Of course, this topic is merely the tip of the melting icebergs of our dubious climate, and deserves a bit of depth in another post, don't you think? It will happen. Just not today. I can't wait to watch another successful woman character be written off to go to a desolate ranch and live with that hunky cowboy and his horses.

Yee-Haw, y'all!

Friday, December 3, 2010

Dance to What "They" Are Sayin'

:

Avril Lavigne - "I Don't Give a Damn"

To Flog or Not to Flog

With the weekend at its beginning, Han-ee-kah dinners, date-nights, more travel flights and shopping galore, let’s pause for a moment to ponder the concept of flogging vs. dancing on magical clouds of accepting all that is as it is with no complaints. That’s right: the difference between living in an energy field of constant positive energy or snarking through life hissing and dissing.

First of all, there is a middle ground between walking on air and digging into the compost bin. Even when you catch that falling star and put it in your pocket, something usually pops up to rip that darling star from its comfy home in a silk-lined safety net. Or cotton. Maybe wool. It doesn’t matter, really. You may be living on a material high, following a spiritual path of one sort or another that provides uplifting feelings and thoughts that have attracted good fortune your way - and yet, that dark little moment, thought, feeling or incident, will slam you against the ropes until you no longer see lovely stars in the sky but stars swirling through your head and in your eyes from the unexpected punch.

Whoa…. I just felt punched. I glanced over to the TV only to see another politco “talking head” from the GOP indicating that America is “rotting” from “dependence on the government” - meaning, of course, Social Security and Unemployment Benefits. Sure, Mr. GOP, that’s why we’re a bankrupt nation, right? A corrupt administration/Wall Street/Investment bankers/Ponzi-schemers/War-mongering leaners, had absolutely nothing to do with where our economy now sits? Or squats? Or plops?

Social Security became the “law of the land” in 1935; unemployment benefits also began in 1935 as part of the Social Security Act to balance the nation’s suffering during “The Great Depression” in order to stabilize the economy. The US of A had its ups and downs before and after these “perks” were set in motion, but it’s only NOW that these extremely helpful benefits are “rotting” our nation? It’s only NOW that the obstructionists want to send more people to the streets while the other half feasts? Shall I faint or paint or shrug my shoulders and slink away in oblivious ignorance to the potential demolition of a system that has saved millions of lives for over 80 years?

Was the well-seeded amnesia of who and which administration brought the economic mess into the country “in the first place” brought on by the stinging realization that there is a man of colour at the helm, not to forget that he’s also a Democrat? Sour losers they are. Worse, they are devious hypocrites.

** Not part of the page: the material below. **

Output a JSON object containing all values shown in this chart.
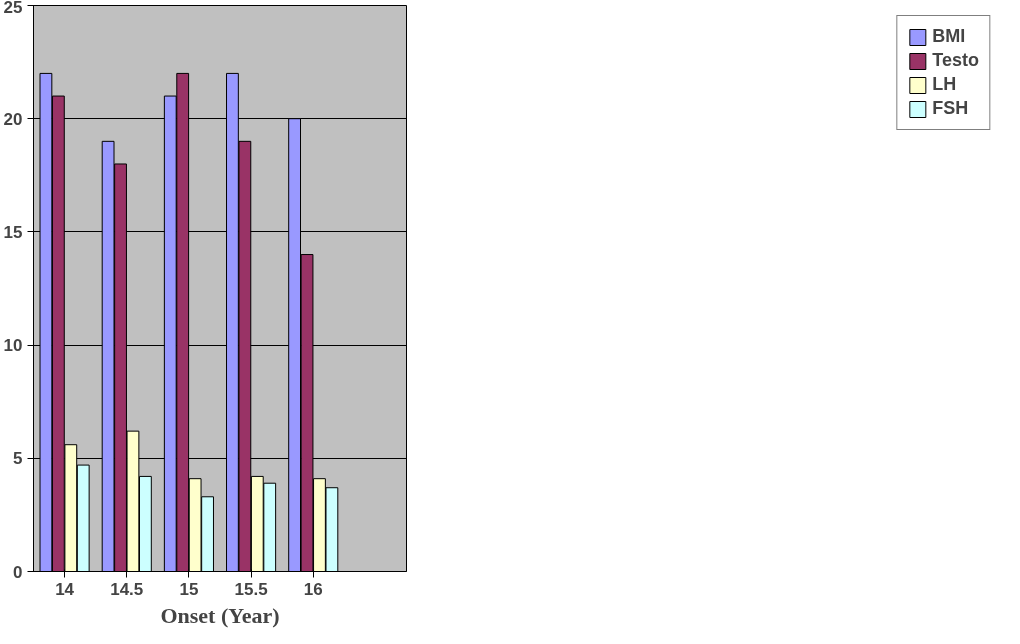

Let’s go get him! Damn national security. Damn how dumping unemployment extensions will create more crime, more emotional and physical hardship to those who least need the stress. Damn those who have no money. Too bad. It’s their fault they lost their jobs and can’t get work because we say NO to everything the president wants to do to boost the economy and avoid deeper chasms in our nation’s structure.

Ahem.

Believe me, the minor rant was not planned although it does serve my purpose in the overall point of today’s post. Anger may not be an energy most of us care to live with every day, but it exists in the best and worse of us no matter how kind, loving and forgiving we may want to be. To ignore this truth in our human nature leads to illness of the mind and body. To live in constant anger is also not healthy. I would prefer to travel on a beam of golden light leading to the pot of material and spiritual gold at the end of the glowing and glistening rainbow - it can happen. In my life, at times, it HAS happened. I truly believe in miracles; I also know that repressing a supposedly “negative” emotion/attitude can be a very deadly force.

To Flog or not to Flog? There is no question.